Kâbe’nin tûfan vakti Semâ’ya yükseltilmesi, NÛH zamanında heva ve cehâlet tûfanının baskın gelmesinden dolayı insanların kalp makâmından perdelenmelerine işârettir. Kâbe’deki iki kapıdan birinin kapatılması, İbrâhim (as.)’ın kalp makamından rûh/sır makamına yükselmesidir. İbrâhim(as.) TEVHİD’in babasıdır. Hacer’ül Esved (karataş), rûha işarettir. Dağın yarılması rûhun bedenle örtülmesidir.
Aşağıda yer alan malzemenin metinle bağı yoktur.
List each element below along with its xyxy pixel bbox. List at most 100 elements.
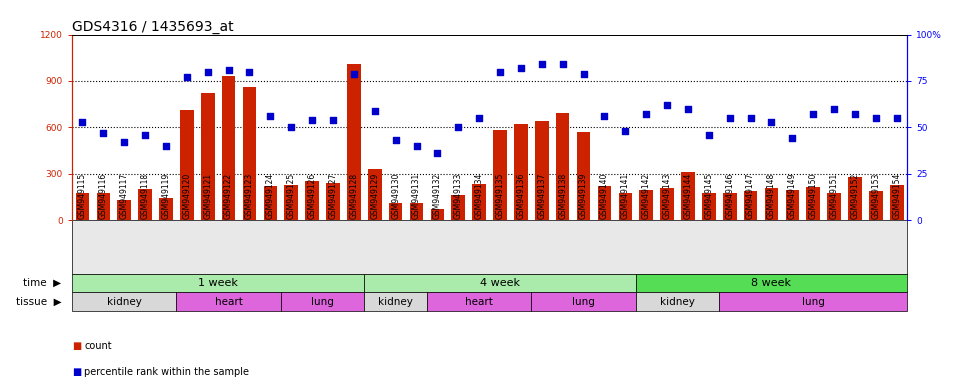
Bar xyxy=(493,131,507,220)
Point xyxy=(96,130,111,136)
Bar xyxy=(577,132,590,220)
Point xyxy=(242,69,257,75)
Bar xyxy=(618,193,632,220)
Text: 8 week: 8 week xyxy=(752,278,791,288)
Text: lung: lung xyxy=(311,297,334,307)
Text: GDS4316 / 1435693_at: GDS4316 / 1435693_at xyxy=(72,20,233,33)
Bar xyxy=(515,124,528,220)
Text: 4 week: 4 week xyxy=(480,278,520,288)
Bar xyxy=(556,113,569,220)
Bar xyxy=(180,110,194,220)
Point xyxy=(827,106,842,112)
Bar xyxy=(869,190,882,220)
Bar xyxy=(535,121,548,220)
Text: time  ▶: time ▶ xyxy=(23,278,61,288)
Point xyxy=(367,108,382,114)
Text: heart: heart xyxy=(215,297,243,307)
Bar xyxy=(427,293,532,311)
Point xyxy=(681,106,696,112)
Point xyxy=(471,115,487,121)
Point xyxy=(221,67,236,73)
Bar xyxy=(598,186,612,220)
Text: percentile rank within the sample: percentile rank within the sample xyxy=(84,367,250,377)
Bar xyxy=(138,189,152,220)
Point xyxy=(617,128,633,134)
Text: heart: heart xyxy=(466,297,493,307)
Text: lung: lung xyxy=(572,297,595,307)
Bar xyxy=(177,293,280,311)
Point xyxy=(137,132,153,138)
Bar xyxy=(806,187,820,220)
Point xyxy=(347,70,362,76)
Bar xyxy=(97,193,110,220)
Point xyxy=(555,61,570,67)
Bar xyxy=(890,185,903,220)
Point xyxy=(325,117,341,123)
Bar xyxy=(326,183,340,220)
Point xyxy=(283,124,299,130)
Text: kidney: kidney xyxy=(378,297,413,307)
Point xyxy=(764,119,780,125)
Point xyxy=(180,74,195,80)
Bar xyxy=(389,203,402,220)
Point xyxy=(848,111,863,118)
Bar xyxy=(365,274,636,293)
Point xyxy=(889,115,904,121)
Bar xyxy=(531,293,636,311)
Bar xyxy=(636,293,719,311)
Point xyxy=(701,132,716,138)
Bar xyxy=(431,209,444,220)
Bar xyxy=(636,274,907,293)
Text: tissue  ▶: tissue ▶ xyxy=(16,297,61,307)
Bar xyxy=(280,293,364,311)
Text: kidney: kidney xyxy=(660,297,695,307)
Bar xyxy=(305,181,319,220)
Point xyxy=(868,115,883,121)
Point xyxy=(805,111,821,118)
Point xyxy=(263,113,278,119)
Text: count: count xyxy=(84,341,112,351)
Point xyxy=(514,65,529,71)
Bar xyxy=(222,76,235,220)
Bar xyxy=(765,187,779,220)
Point xyxy=(492,69,508,75)
Point xyxy=(597,113,612,119)
Point xyxy=(534,61,549,67)
Bar xyxy=(451,195,465,220)
Bar xyxy=(117,200,131,220)
Bar xyxy=(785,190,799,220)
Point xyxy=(743,115,758,121)
Bar xyxy=(744,190,757,220)
Bar xyxy=(264,186,277,220)
Bar xyxy=(828,193,841,220)
Point xyxy=(304,117,320,123)
Point xyxy=(638,111,654,118)
Bar xyxy=(72,293,177,311)
Point xyxy=(388,137,403,143)
Point xyxy=(660,102,675,108)
Bar xyxy=(72,274,365,293)
Bar xyxy=(348,64,361,220)
Point xyxy=(409,143,424,149)
Point xyxy=(450,124,466,130)
Point xyxy=(784,135,800,141)
Text: 1 week: 1 week xyxy=(198,278,238,288)
Point xyxy=(158,143,174,149)
Bar xyxy=(702,193,715,220)
Bar xyxy=(76,193,89,220)
Bar xyxy=(849,177,862,220)
Bar xyxy=(682,172,695,220)
Text: lung: lung xyxy=(802,297,825,307)
Text: ■: ■ xyxy=(72,341,82,351)
Text: kidney: kidney xyxy=(107,297,142,307)
Point xyxy=(200,69,215,75)
Point xyxy=(75,119,90,125)
Bar xyxy=(719,293,907,311)
Bar xyxy=(201,93,214,220)
Bar xyxy=(284,185,298,220)
Bar xyxy=(639,190,653,220)
Point xyxy=(722,115,737,121)
Point xyxy=(430,150,445,156)
Point xyxy=(116,139,132,145)
Bar xyxy=(723,193,736,220)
Hacer’ül Esved’in kararması, nefsâni kuvvetlerin kalbe galip gelip istilâ etmesi ve kalbin rûh cihetindeki nûrani yüzünü karartması demektir.

Allah, ilâhi bir sır nedeniyle, Ev’ine dört rükün yerleştirmiştir. Kâbe altıgen olduğu için, gerçekte bunlar üç rükündür. Üç rükünden birincisi ‘’Hak kaynaklı’’ (Hacer’ül Esved, Hz. Muhammed), ikincisi ‘’Melek kaynaklı’’ (Yemen, Hz. Îsâ), üçüncüsü ‘’Nefis kaynaklı’’ (Şam, Hz. Âdem) düşüncedir. Nebilerin kalpleri de böyledir. Tıpkı Kâbe’nin şekli gibi üçgen şeklindedir. Müminlerin kalpleri ile Peygamber-Nebilerin dışındaki korunmuş kimselerin kalpleri ise dörtgen şeklindedir. Buradaki dördüncü rükün ‘’Şeytan kaynaklı’’ (Irak, Hz. İbrâhim) düşüncedir. Bu nedenle bu rükne gelinince ‘’Bölücülükten, ikiyüzlülükten ve kötü ahlâktan Allah’a sığınırım’’ denilir.